Ler um livro ajuda, mas somente sentado em uma cadeira e com o auxílio de um abajur, porque não reflete luz direta no rosto. Entretanto, é preciso atenção ao conteúdo para que, aos poucos, o organismo volte a entender que durante o dia deve estar ativo e à noite em descanso.

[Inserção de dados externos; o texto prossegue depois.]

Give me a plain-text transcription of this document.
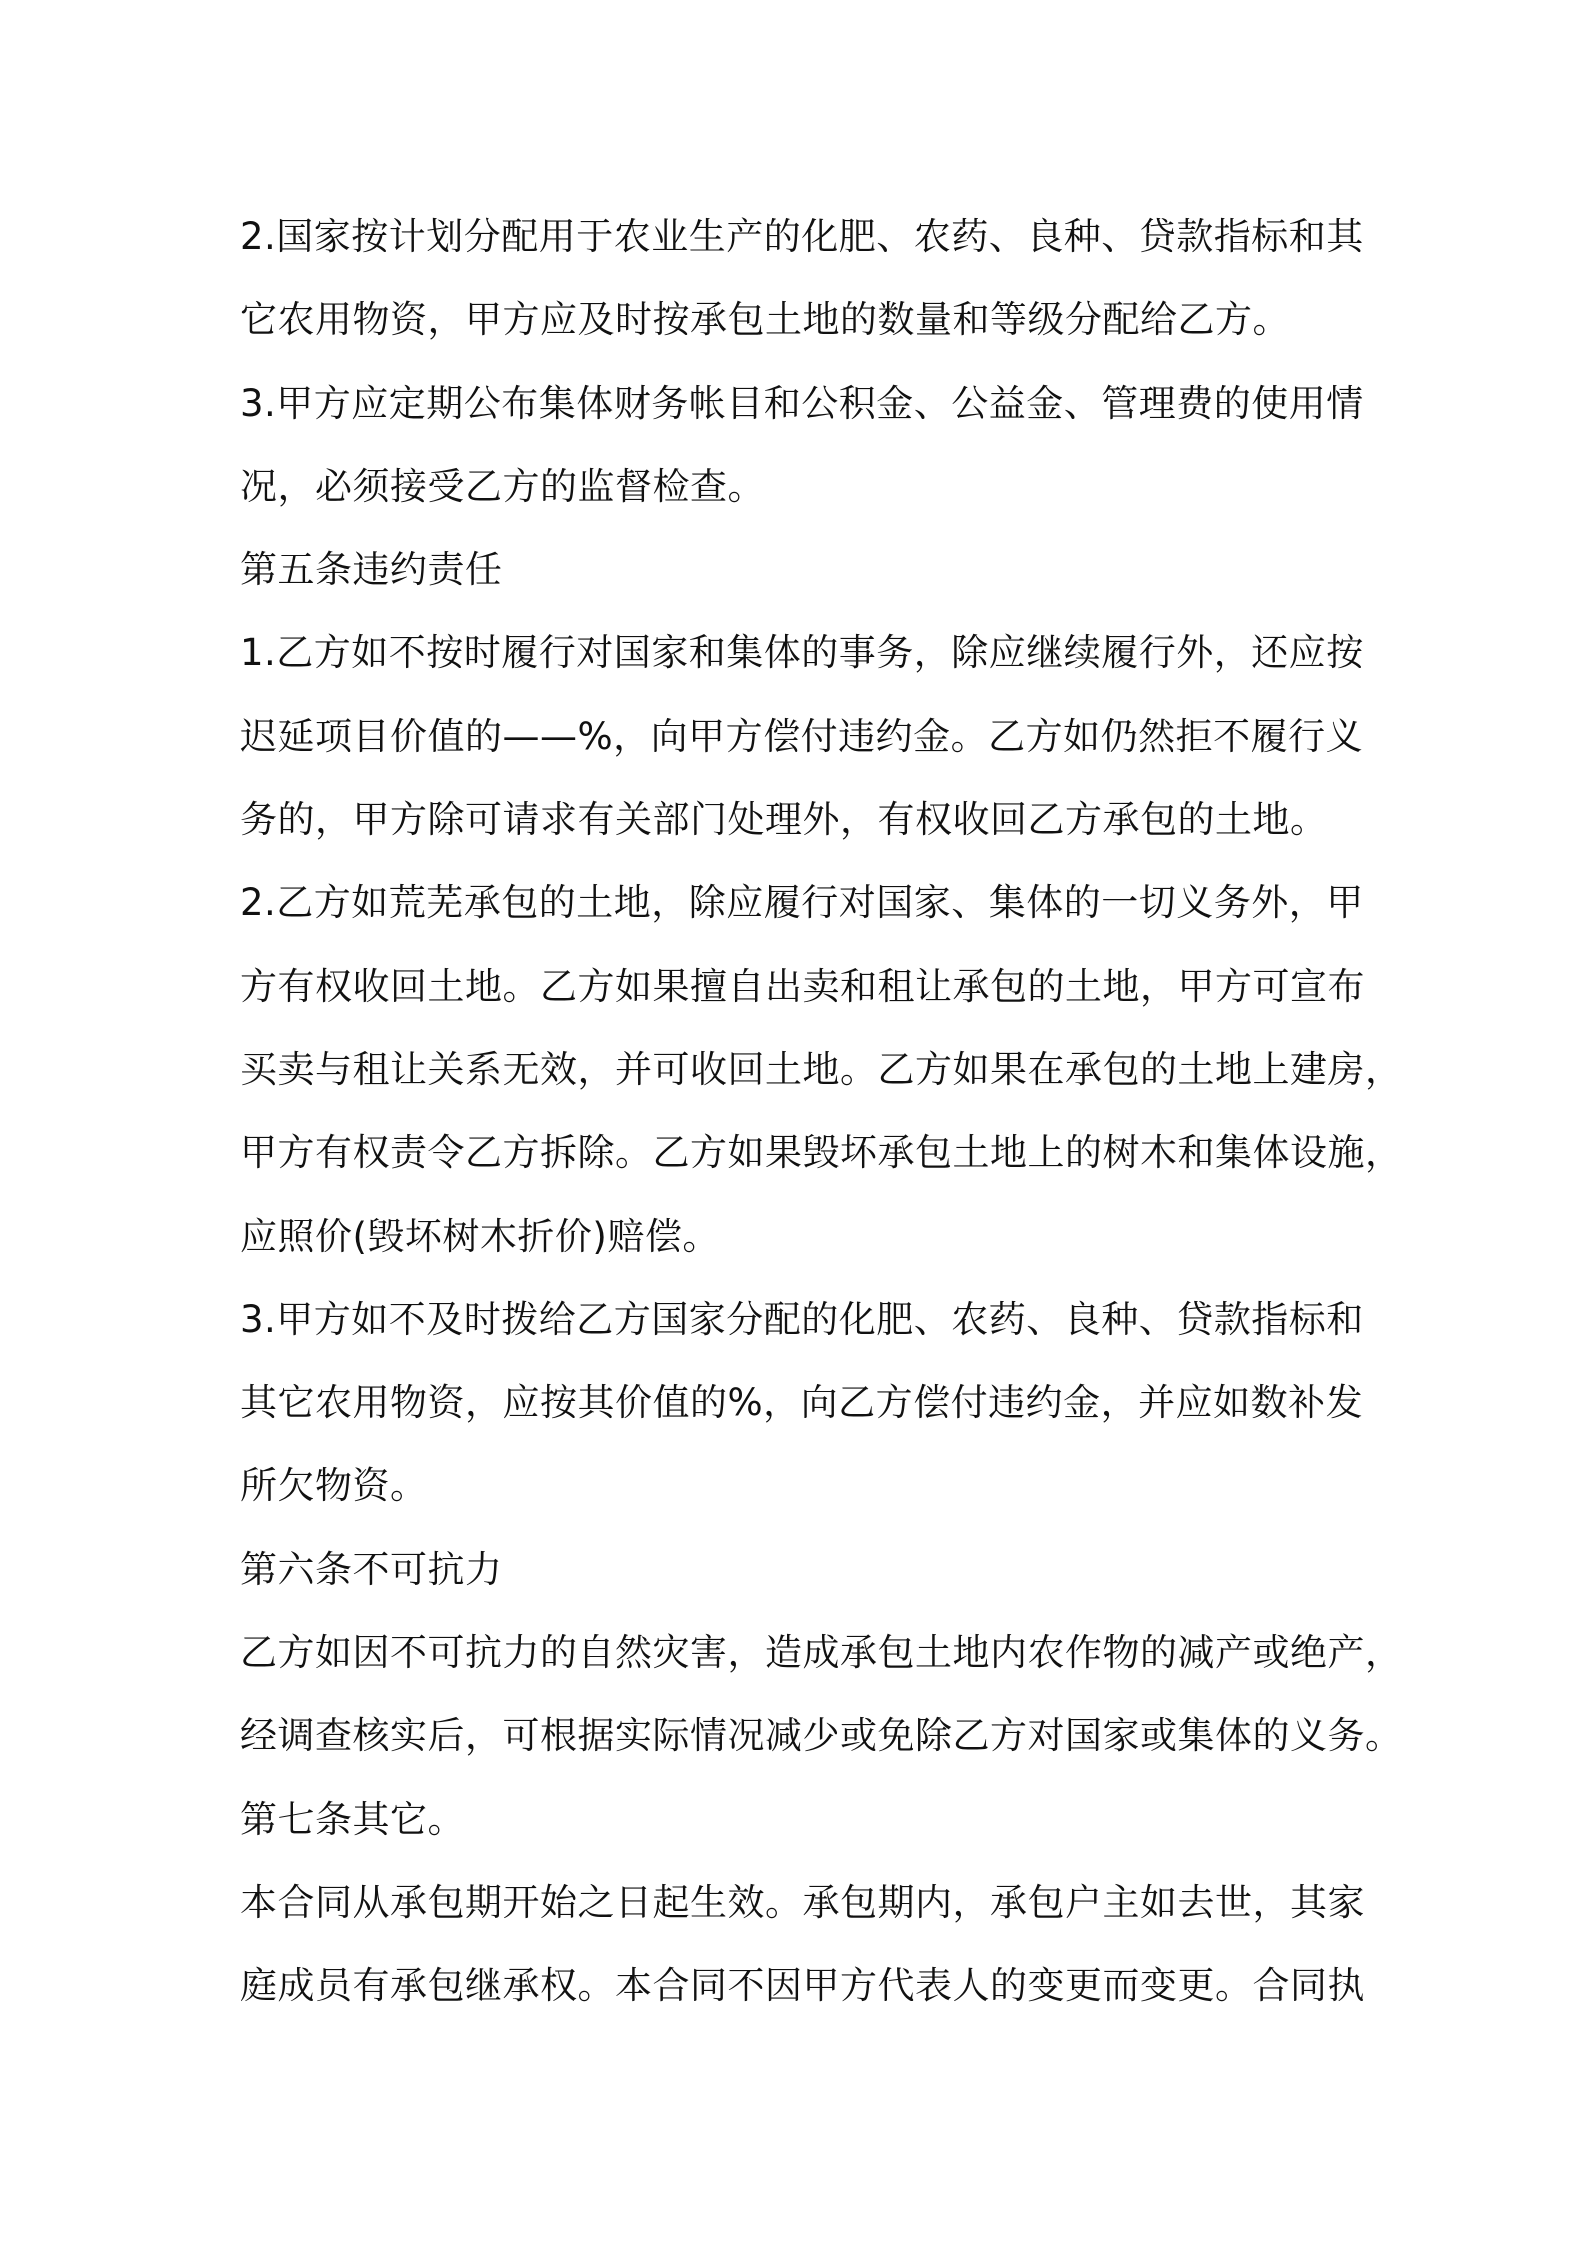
2.国家按计划分配用于农业生产的化肥、农药、良种、贷款指标和其
它农用物资，甲方应及时按承包土地的数量和等级分配给乙方。
3.甲方应定期公布集体财务帐目和公积金、公益金、管理费的使用情
况，必须接受乙方的监督检查。
第五条违约责任
1.乙方如不按时履行对国家和集体的事务，除应继续履行外，还应按
迟延项目价值的——%，向甲方偿付违约金。乙方如仍然拒不履行义
务的，甲方除可请求有关部门处理外，有权收回乙方承包的土地。
2.乙方如荒芜承包的土地，除应履行对国家、集体的一切义务外，甲
方有权收回土地。乙方如果擅自出卖和租让承包的土地，甲方可宣布
买卖与租让关系无效，并可收回土地。乙方如果在承包的土地上建房，
甲方有权责令乙方拆除。乙方如果毁坏承包土地上的树木和集体设施，
应照价(毁坏树木折价)赔偿。
3.甲方如不及时拨给乙方国家分配的化肥、农药、良种、贷款指标和
其它农用物资，应按其价值的%，向乙方偿付违约金，并应如数补发
所欠物资。
第六条不可抗力
乙方如因不可抗力的自然灾害，造成承包土地内农作物的减产或绝产，
经调查核实后，可根据实际情况减少或免除乙方对国家或集体的义务。
第七条其它。
本合同从承包期开始之日起生效。承包期内，承包户主如去世，其家
庭成员有承包继承权。本合同不因甲方代表人的变更而变更。合同执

Fontes: Franco Martins, médico pneumologista, especialista em medicina do sono do Hospital Oswaldo Cruz (SP), e medical affairs na indústria farmacêutica GSK (GlaxoSmithKline); Rodolfo Augusto Bacelar, médico pneumologista, especialista em medicina do sono e presidente da Associação Brasileira do Sono em João Pessoa (PB); Marcelo Paoli, médico psiquiatra, especialista em geriatria, supervisor do ambulatório de neuropsiquiatria geriátrica e do programa de ativação comportamental da Unifesp (Universidade Federal de São Paulo); e Rosa Hasan, médica neurologista, especialista em medicina do sono, pesquisadora e coordenadora do Asono (Ambulatório do Sono) do Instituto de Psiquiatria do Hospital das Clínicas da FMUSP (Faculdade de Medicina da Universidade de São Paulo).